Not defining the imaginary number $i$ as the principal square root of $-1$.

Question

Background

I learned early on that it's important that we define the imaginary number $i$ such that $i^2 = -1$, rather than $i = \sqrt{-1}$.

Question

I can't fully remember the reasoning for this important note, so I was wondering if someone could elaborate?

Own efforts

Any explanation I find eventually boils down to the same argument.

If we define $i$ as the principal square root of $-1$, then we get

$$-1 = i^2 = \sqrt{-1}\sqrt{-1} \overbrace{=}^{\text{fallacy}} \sqrt{(-1)(-1)} = \sqrt1 = 1$$

But to me, this seems like wrongful use of the $\sqrt{ab} = \sqrt a \sqrt b$ rule, since this rule comes with certain restrictions on $a, b$. So I don't see how this is a misuse of the definition of $i$.

Are there other reasons why we should be careful not to define $i$ as the principal square root of $-1$?

Answer 1

If you define $i$ as $\sqrt{-1}$ then there is an obvious question: how do you know that $-1$ has some square root? Besides, writing $i=\sqrt{-1}$ seems to imply that $i$ is the square root of $-1$. But, in $\mathbb C$, $-1$ has two square roots: $\pm i$. Assuming that $i$ is the square root of $-1$ leads to fallacies, such as the one the you mentioned.

Answer 2

There are obviously two square roots of $-1$ (I'll assume there is a square-root of $-1$, such that that constructed from field extension), let's write them as $\pm\sqrt{-1}_{me}$. And each person, knowing only arithmetics on $\mathbb{R}$, is free to choose his/her $\sqrt{-1}_{person}\in\{\pm\sqrt{-1}_{me}\}$, so there is no guarantee that $\sqrt{-1}_{me}=\sqrt{-1}_{you}$. This is rather undesirable, as we never actually managed to pin down exactly what we meant by $i=\sqrt{-1}$.

Answer 3

Well, one can define the complex numbers as ${\Bbb C} = \{a+ib\mid {\Bbb R}\}$, where $a+ib$ are considered as formal sums. Then one only needs that $i^2=-1$ for defining the multiplication.

The addition is componentwise, $$(a+ib) + (c+id) = (a+c) + i(b+d)$$ and the multiplication (by multiplying term by term) is $$(a+ib)\cdot (c+id) = ac + iad + ibc + i^2bc = (ac-bd) + i(ad+bc),$$ where $i^2=-1$ is used but not the square root.

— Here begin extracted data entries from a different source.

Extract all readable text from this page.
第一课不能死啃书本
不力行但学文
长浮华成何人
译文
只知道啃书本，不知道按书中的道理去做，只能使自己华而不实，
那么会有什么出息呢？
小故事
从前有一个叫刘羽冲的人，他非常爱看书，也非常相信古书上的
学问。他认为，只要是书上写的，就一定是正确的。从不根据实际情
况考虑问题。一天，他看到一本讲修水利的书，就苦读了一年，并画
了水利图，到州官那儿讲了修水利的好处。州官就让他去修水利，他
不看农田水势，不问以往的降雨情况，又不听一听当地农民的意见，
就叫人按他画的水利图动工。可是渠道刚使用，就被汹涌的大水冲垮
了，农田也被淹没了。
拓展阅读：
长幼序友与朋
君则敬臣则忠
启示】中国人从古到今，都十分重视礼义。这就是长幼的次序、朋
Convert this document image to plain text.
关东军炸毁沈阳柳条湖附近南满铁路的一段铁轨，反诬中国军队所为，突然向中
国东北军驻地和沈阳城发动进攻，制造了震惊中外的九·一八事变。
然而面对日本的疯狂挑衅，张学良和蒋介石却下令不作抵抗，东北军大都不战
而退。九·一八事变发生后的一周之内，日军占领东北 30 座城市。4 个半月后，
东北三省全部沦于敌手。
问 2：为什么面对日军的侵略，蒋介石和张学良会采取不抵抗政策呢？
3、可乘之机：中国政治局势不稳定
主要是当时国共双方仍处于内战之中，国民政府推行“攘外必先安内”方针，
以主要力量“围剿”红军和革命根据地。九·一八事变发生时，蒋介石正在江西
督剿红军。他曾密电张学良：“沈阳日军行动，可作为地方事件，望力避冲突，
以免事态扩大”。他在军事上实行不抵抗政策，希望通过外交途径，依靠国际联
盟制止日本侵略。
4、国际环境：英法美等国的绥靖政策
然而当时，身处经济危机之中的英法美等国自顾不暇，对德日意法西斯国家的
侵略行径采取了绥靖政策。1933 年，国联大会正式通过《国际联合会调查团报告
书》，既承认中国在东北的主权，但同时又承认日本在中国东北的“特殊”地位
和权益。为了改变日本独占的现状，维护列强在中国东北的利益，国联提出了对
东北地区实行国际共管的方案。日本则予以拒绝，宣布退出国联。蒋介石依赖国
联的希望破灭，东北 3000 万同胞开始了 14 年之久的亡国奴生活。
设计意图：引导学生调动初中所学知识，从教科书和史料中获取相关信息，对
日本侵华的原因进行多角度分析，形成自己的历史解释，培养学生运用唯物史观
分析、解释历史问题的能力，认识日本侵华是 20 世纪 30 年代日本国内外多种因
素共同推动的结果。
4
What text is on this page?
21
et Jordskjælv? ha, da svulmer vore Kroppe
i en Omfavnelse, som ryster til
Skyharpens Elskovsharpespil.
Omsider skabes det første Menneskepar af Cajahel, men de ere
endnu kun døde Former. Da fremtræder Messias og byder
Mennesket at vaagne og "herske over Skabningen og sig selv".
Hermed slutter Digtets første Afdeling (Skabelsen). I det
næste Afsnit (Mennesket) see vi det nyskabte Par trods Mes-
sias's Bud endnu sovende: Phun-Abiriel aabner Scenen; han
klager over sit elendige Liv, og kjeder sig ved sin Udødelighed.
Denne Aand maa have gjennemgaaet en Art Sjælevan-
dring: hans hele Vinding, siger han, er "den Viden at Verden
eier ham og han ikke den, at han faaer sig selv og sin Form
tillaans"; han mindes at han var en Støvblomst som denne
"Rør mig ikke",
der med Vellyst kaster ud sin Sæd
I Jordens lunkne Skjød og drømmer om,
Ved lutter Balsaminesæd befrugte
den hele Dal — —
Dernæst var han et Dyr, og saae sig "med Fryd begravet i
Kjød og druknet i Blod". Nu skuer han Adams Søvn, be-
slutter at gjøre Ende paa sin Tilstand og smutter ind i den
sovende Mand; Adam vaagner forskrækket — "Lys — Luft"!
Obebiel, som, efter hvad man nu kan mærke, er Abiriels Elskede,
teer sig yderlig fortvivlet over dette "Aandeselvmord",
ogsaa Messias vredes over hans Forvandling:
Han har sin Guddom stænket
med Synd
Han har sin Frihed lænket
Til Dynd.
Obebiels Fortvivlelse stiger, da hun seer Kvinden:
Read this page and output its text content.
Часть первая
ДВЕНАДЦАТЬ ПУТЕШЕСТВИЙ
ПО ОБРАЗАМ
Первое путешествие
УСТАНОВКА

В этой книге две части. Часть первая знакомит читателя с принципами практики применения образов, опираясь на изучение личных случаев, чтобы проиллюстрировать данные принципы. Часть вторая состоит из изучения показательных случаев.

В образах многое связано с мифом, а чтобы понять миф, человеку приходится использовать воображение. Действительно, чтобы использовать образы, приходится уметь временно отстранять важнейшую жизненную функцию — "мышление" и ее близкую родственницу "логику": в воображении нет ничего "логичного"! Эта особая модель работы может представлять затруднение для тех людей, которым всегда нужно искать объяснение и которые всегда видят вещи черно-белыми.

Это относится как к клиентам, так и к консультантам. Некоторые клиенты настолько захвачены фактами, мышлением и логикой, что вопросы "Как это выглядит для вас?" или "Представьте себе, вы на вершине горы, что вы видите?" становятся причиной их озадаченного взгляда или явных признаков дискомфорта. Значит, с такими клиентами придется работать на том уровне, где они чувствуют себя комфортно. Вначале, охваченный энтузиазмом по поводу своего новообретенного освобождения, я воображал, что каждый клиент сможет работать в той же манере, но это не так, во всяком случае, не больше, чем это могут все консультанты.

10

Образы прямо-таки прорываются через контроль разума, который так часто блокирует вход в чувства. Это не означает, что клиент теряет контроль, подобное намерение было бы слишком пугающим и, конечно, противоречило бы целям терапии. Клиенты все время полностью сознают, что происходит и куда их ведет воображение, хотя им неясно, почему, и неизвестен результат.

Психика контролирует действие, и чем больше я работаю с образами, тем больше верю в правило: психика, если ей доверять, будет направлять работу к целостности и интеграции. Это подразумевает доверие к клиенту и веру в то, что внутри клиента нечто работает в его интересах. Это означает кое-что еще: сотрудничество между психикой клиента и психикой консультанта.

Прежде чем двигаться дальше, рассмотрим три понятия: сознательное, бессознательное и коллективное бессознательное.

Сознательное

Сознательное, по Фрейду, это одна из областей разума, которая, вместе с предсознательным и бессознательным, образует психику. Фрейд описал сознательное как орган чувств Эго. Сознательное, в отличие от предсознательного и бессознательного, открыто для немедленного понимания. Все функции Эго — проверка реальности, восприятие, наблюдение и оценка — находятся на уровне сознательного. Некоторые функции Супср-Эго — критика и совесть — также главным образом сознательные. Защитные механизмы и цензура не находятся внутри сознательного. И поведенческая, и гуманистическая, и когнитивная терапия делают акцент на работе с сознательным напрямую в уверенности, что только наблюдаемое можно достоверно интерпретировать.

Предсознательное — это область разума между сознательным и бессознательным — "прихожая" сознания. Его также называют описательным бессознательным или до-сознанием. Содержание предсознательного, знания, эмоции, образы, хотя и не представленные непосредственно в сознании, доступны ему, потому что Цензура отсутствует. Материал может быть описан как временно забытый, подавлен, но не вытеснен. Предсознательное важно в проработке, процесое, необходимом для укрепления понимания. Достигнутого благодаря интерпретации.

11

Moreover, algebraically, $i^2=-1$ implies that $i$ is a primitive fourth root of unity, and, graphically, the numbers $a+ib$ can be drawn as usual in the Gaussian plane. No need of the square root here.

Answer 4

I am not an expert, but I think that if they first declared $\sqrt{-1}=i$, it would not immediately imply that $i^2=-1$, because it could mean that the principal square root operator has one behavior on one domain and another behavior on another. To specify that the first behavior in particular extends to the negative numbers is just to say that $i^2=-1$ anyway (removing the restriction that the principal square root is $\ge0$), so it is more straightforward to just say $i^2=-1$.

Also, there is no way to order the complex numbers for $\ge$ to be applied to all of them, so it is hard to obtain a variation of the $\ge0$ rule to select which root is the principal root. By convention, the principal square root of $-1$ is taken to be $i$, according to https://en.m.wikipedia.org/wiki/Square_root#Square_roots_of_negative_and_complex_numbers. This source also gives a definition for principal square root on all the negative and complex numbers, noting that some principles from the positive numbers no longer hold.